Established in 1949, the INL, which has had several previous names, sprawls across 890 square miles of desert west of Idaho Falls. The INL has had some 50 test reactors in operation through its history, operated a processing plant for reprocessing spent Navy fuel and served as a dumping ground for plutonium-contaminated waste from the Rocky Flats nuclear weapons plant in Colorado.

The Rocky Flats waste is now being cleaned up and shipped to the Waste Isolation Pilot Plant in New Mexico.

However, nothing is being done yet, except for storage, with the vast amount of spent fuel, some of it of a commercial nature, already at the INL.

The INL has about 300 tons of spent naval fuel in storage and continues to receive spent fuel shipments when nuclear-powered ships are refueled. The site has about 900,000 gallons of highly radioactive liquid from the now inactive Idaho Chemical Processing Plant, where spent naval fuel was reprocessed to reclaim uranium. Also stored is some 4,000 cubic meters of dry or “calcine” waste produced from liquid extraction at the Idaho Chemical Processing Plant.

Further, INL is storing 140 tons of highly radioactive nuclear core debris that resulted from the Three Mile Island Unit 2 partial core meltdown in 1979. The damaged core materials were shipped by rail to the INL from the Pennsylvania site from 1986 through 1990. The TMI core material was brought to Idaho ostensibly for research and before the 1995 ban on commercial spent fuel being brought to the state.
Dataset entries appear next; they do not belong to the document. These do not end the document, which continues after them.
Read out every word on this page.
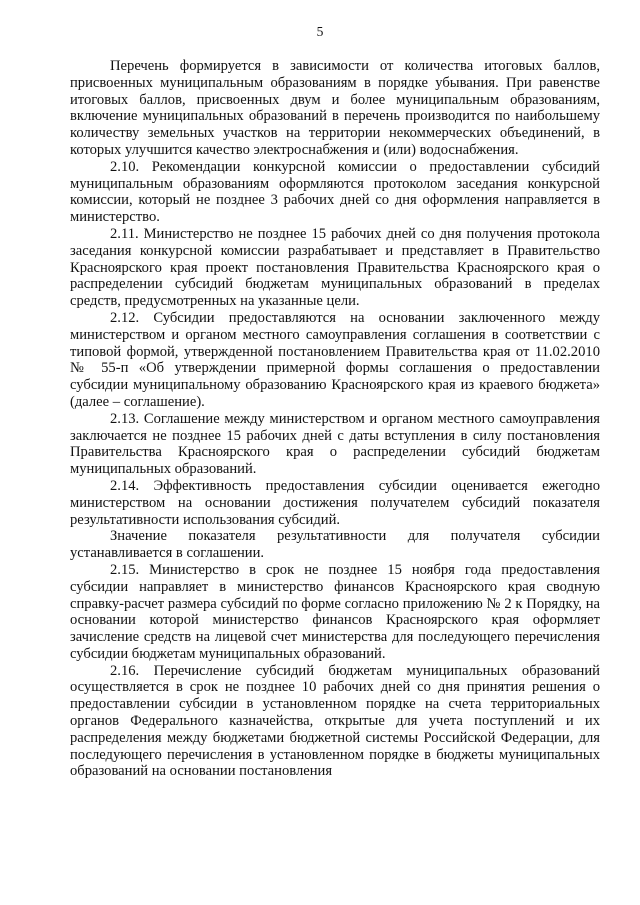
5

Перечень формируется в зависимости от количества итоговых баллов, присвоенных муниципальным образованиям в порядке убывания. При равенстве итоговых баллов, присвоенных двум и более муниципальным образованиям, включение муниципальных образований в перечень производится по наибольшему количеству земельных участков на территории некоммерческих объединений, в которых улучшится качество электроснабжения и (или) водоснабжения.

2.10. Рекомендации конкурсной комиссии о предоставлении субсидий муниципальным образованиям оформляются протоколом заседания конкурсной комиссии, который не позднее 3 рабочих дней со дня оформления направляется в министерство.

2.11. Министерство не позднее 15 рабочих дней со дня получения протокола заседания конкурсной комиссии разрабатывает и представляет в Правительство Красноярского края проект постановления Правительства Красноярского края о распределении субсидий бюджетам муниципальных образований в пределах средств, предусмотренных на указанные цели.

2.12. Субсидии предоставляются на основании заключенного между министерством и органом местного самоуправления соглашения в соответствии с типовой формой, утвержденной постановлением Правительства края от 11.02.2010 № 55-п «Об утверждении примерной формы соглашения о предоставлении субсидии муниципальному образованию Красноярского края из краевого бюджета» (далее – соглашение).

2.13. Соглашение между министерством и органом местного самоуправления заключается не позднее 15 рабочих дней с даты вступления в силу постановления Правительства Красноярского края о распределении субсидий бюджетам муниципальных образований.

2.14. Эффективность предоставления субсидии оценивается ежегодно министерством на основании достижения получателем субсидий показателя результативности использования субсидий.

Значение показателя результативности для получателя субсидии устанавливается в соглашении.

2.15. Министерство в срок не позднее 15 ноября года предоставления субсидии направляет в министерство финансов Красноярского края сводную справку-расчет размера субсидий по форме согласно приложению № 2 к Порядку, на основании которой министерство финансов Красноярского края оформляет зачисление средств на лицевой счет министерства для последующего перечисления субсидии бюджетам муниципальных образований.

2.16. Перечисление субсидий бюджетам муниципальных образований осуществляется в срок не позднее 10 рабочих дней со дня принятия решения о предоставлении субсидии в установленном порядке на счета территориальных органов Федерального казначейства, открытые для учета поступлений и их распределения между бюджетами бюджетной системы Российской Федерации, для последующего перечисления в установленном порядке в бюджеты муниципальных образований на основании постановления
The 1995 Settlement Agreement was reached as a result of a lawsuit filed by the state of Idaho against the U.S. Department of Energy, which oversees INL operations, and the Navy to prevent them from sending spent nuclear fuel to the state for storage. Provisions of the agreement established cleanup deadlines, mainly for the Rocky Flats waste, allowed shipments of naval fuel to continue to INL, mandated that all spent fuel and high-level waste be removed from INL by 2035 and banned commercial spent fuel from being sent to INL.

The Snake River Alliance has taken the position that it is not satisfied with the final report issued on Feb. 6 by the Leadership in Nuclear Energy Commission, which is typically referred to as the LINE Commission. The discontent comes from the fact that the LINE report does not emphatically state that spent commercial fuel cannot come to Idaho and suggests instead that for economic purposes, changes should be considered to the 1995 Settlement Agreement.

The Snake River Alliance stated that it is pleased that a recommendation to establish a “pilot” storage facility for commercial spent fuel at the INL, a provision of an earlier LINE report draft, did not make it into the final report.

The LINE Commission was formed to show how the INL can continue to contribute to the economy of Idaho. The LINE report states that the INL is responsible for 24,000 jobs in Idaho and contributes more than $3.5 billion to Idaho annually.